The cause of death was ruled to be the result of a pulmonary infection in combination with a poor clinical condition, resulting from the initial AHT.
A seven-day-old girl was found unresponsive in bed. Upon emergency transport to a pediatric university hospital she was intubated with a Glasgow coma scale of E1M1Vtube (Table 1).

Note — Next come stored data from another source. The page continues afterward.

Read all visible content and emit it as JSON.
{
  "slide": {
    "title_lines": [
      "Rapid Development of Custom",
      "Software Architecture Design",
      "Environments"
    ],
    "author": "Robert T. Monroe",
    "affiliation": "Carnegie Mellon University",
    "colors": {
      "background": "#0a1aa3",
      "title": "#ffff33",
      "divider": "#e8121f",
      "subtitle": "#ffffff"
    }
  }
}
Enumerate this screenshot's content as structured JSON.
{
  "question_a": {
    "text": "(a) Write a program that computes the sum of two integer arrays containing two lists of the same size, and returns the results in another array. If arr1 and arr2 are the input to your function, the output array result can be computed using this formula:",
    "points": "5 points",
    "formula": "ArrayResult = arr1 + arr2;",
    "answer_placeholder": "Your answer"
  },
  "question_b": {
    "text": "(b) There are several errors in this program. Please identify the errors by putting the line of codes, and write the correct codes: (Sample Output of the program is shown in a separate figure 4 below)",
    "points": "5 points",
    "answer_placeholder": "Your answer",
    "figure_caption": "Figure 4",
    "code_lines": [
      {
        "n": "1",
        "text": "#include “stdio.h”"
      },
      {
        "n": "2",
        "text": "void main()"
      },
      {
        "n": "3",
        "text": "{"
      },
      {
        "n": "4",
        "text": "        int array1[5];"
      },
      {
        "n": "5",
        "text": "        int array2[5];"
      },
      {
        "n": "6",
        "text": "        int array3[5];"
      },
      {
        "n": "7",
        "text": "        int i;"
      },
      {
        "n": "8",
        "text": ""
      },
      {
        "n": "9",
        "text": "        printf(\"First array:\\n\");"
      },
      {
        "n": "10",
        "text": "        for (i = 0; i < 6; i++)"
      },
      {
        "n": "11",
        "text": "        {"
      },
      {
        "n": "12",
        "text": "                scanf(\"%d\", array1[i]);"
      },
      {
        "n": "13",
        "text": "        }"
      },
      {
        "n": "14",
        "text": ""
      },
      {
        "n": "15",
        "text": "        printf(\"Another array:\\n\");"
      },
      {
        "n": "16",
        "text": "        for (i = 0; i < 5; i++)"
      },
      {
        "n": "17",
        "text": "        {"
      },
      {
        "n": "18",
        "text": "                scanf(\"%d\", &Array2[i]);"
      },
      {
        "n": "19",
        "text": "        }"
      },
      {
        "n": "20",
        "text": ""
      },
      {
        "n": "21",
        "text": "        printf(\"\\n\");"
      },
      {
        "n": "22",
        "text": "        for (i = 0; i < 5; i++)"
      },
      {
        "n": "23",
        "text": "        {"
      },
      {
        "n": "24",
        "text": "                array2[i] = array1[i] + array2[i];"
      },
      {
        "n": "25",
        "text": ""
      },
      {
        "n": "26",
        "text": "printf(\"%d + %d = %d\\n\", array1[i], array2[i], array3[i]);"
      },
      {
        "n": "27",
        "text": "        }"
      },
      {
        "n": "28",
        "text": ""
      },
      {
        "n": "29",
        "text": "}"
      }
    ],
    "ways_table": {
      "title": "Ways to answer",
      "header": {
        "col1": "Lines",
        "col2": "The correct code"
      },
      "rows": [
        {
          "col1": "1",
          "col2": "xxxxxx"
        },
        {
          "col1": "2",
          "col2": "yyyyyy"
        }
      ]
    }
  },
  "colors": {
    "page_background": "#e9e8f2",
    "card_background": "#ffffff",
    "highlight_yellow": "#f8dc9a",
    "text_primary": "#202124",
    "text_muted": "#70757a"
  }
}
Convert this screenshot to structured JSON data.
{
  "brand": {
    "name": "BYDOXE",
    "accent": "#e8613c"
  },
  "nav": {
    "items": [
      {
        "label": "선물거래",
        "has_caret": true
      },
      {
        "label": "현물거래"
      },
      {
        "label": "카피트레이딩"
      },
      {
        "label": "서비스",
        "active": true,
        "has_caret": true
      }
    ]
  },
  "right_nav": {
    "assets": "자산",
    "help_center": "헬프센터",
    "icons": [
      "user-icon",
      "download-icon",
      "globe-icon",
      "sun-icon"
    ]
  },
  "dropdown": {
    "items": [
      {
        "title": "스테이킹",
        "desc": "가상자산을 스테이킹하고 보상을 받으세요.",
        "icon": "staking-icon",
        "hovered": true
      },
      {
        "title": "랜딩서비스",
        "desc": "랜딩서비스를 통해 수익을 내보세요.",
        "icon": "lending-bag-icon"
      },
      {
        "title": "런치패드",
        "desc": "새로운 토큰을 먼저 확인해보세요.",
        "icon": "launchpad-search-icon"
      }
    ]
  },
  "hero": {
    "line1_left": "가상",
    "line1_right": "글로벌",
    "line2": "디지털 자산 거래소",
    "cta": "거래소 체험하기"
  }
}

CT scan showed diffuse cerebral ischemia, white cerebellar sign, both a subdural and subarachnoid hematoma, and a fracture of the left orbit (Fig. 8). Skeletal survey findings are shown in Table 2. Fundoscopy was normal without signs of retinal hemorrhage.
As the clinical and radiological findings were inconsistent with the presented history AHT was suspected. Although eventually AHT was proven in this case no prosecution could be started as the perpetrator could not be identified. On day 27 after the incident the child suffered brain death.
The neuropathological examination showed a few-weeks old neo-membrane of cellular, discretely collagenized connective tissue with small capillarys. On the arachnoid surface of the neo-membrane was located an at most few days old blood clot consisting of erythrocytes and few fibroblasts on the dural surface. There was recent subarachnoid hemorrhage on the poles of both temporal lobes. The brain was atrophic (weight 330 g—normal weight for age approximately 490 g). The cerebral hemispheres consisted of multiple, mainly large cysts covered only by remnants of the molecular layer of the cortex and extending into the whole subcortex (Fig. 9). Only several gyri of the parietal lobe showed extensive gliosis, loss of the cortical neurons but no cavitation. There was mineralization of parts of the scar tissue and extreme distension of the ventricular system. The cerebellum and the brain stem were spared and revealed normal architecture and no substantial cell loss. The spinal cord showed secondary degeneration of the corticospinal tracts.
The cause of death was ruled to be general brain dysfunction as a result of previously sustained trauma.
A fifteen-month-old boy suffered AHT at the age of 3 weeks. At that time imaging showed subarachnoid, subdural and intraparenchymal hemorrhages. Fundoscopy showed bilateral retinal hemorrhages. Skeletal survey findings are shown in Table 2. A shaking incident was admitted by the father (Table 1).
After the incident the child had severe long term complications: hydrocephalus (for which a ventriculoperitoneal shunt, VPD, was inserted), failure-to-thrive for which a percutaneous gastrostomy was inserted, and severe epilepsy. Several days prior to his demise his clinical situation deteriorated severely. Post mortem CT showed hydrocephalus and multicystic encephalomalacia (Fig. 10).
The neuropathological examination revealed an acute bacterial meningitis and ventriculitis. There were no signs of extension of the infection into the brain parenchyma. The dura showed a patchy, acute inflammatory infiltrate. Distinct subdural hemorrhage was not found in the examined parts of the dura, although there were some intradural iron deposits. The cerebral hemispheres showed extensive loss of cortical and subcortical neurons and in part asymmetrical atrophy of the white matter, with small and larger cavities especially in the left cerebral hemisphere. The cerebellum revealed irregular loss of neurons predominantly in the depths of the cerebellar folia with reactive glial changes and no cavitation. The dentate nucleus, the brain stem and the spinal cord showed no neuronal loss; there was a secondary degeneration of the long tracts due to the loss of cortical neurons.
Histological examination of the eyes showed iron deposits in both eyes.
Purulent meningitis was ruled to be the cause of death.